Hey its the Filipino guy from last night. I just wanted to say sorry my friend bled all over your driveway. Great party though.
for future reference: even when 4 loko is flat it still fucks you up. im near a tree. come find me.
We had to leave the bar because you were trying to show the bartender your boobs for water.
found my necklace. it was safe with all 6 boxes of peeps that i bought that night.
I think im gonna bang this 35 year old at a kids birthday party in the bathroom at this house while the kids open the presents.
The boat wouldn't start, so we brought it back to her house and we've been sitting in it in her driveway for the past 5 hours drinking beer and yelling at peoplee.
I forgot drug dealers have families, too. Cheers to a sober, uncomfortable, slightly enraging Thanksgiving.
So, left this guys house wearing a #1 Grandpa shirt and I think this is the best sex score I've ever had.
I managed all three standard threesome configurations a female-bodied person can achieve in just under nine years.

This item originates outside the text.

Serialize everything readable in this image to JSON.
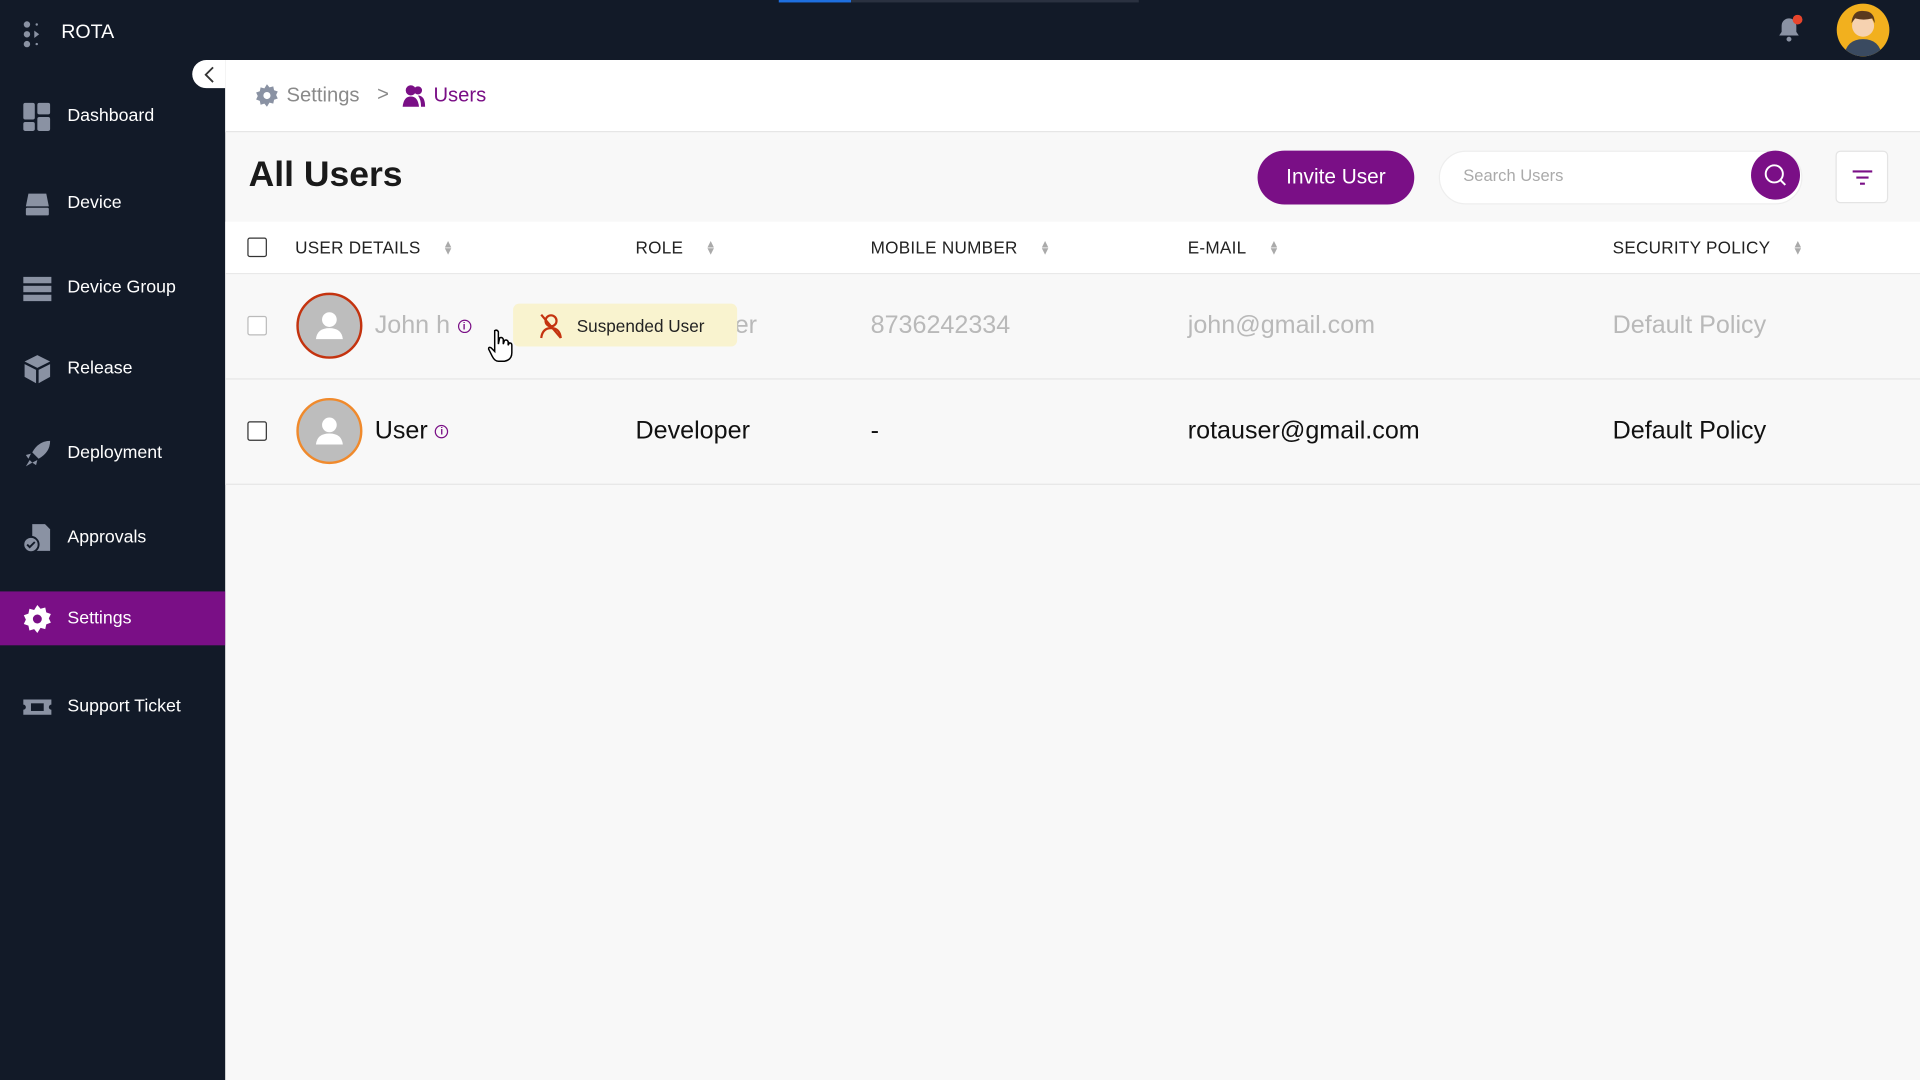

I want to high-five everyone involved, but I've lost touch with a couple of them
No it's a real cult, with original ideas and shit like that
not only was there glitter in the toilet after i peed, but there was some on the toilet paper after i wiped. this cant be healthy.
I just remembered something. We made out last night, people cheered.
I just drunkenly accidentally had sex with my boss
Did you at least ask for a raise?
No but I am now the owner of one of either his or his roomate's teeshirts... Maybe I can use it to negotiate?
He tried to eat me out...through my pants.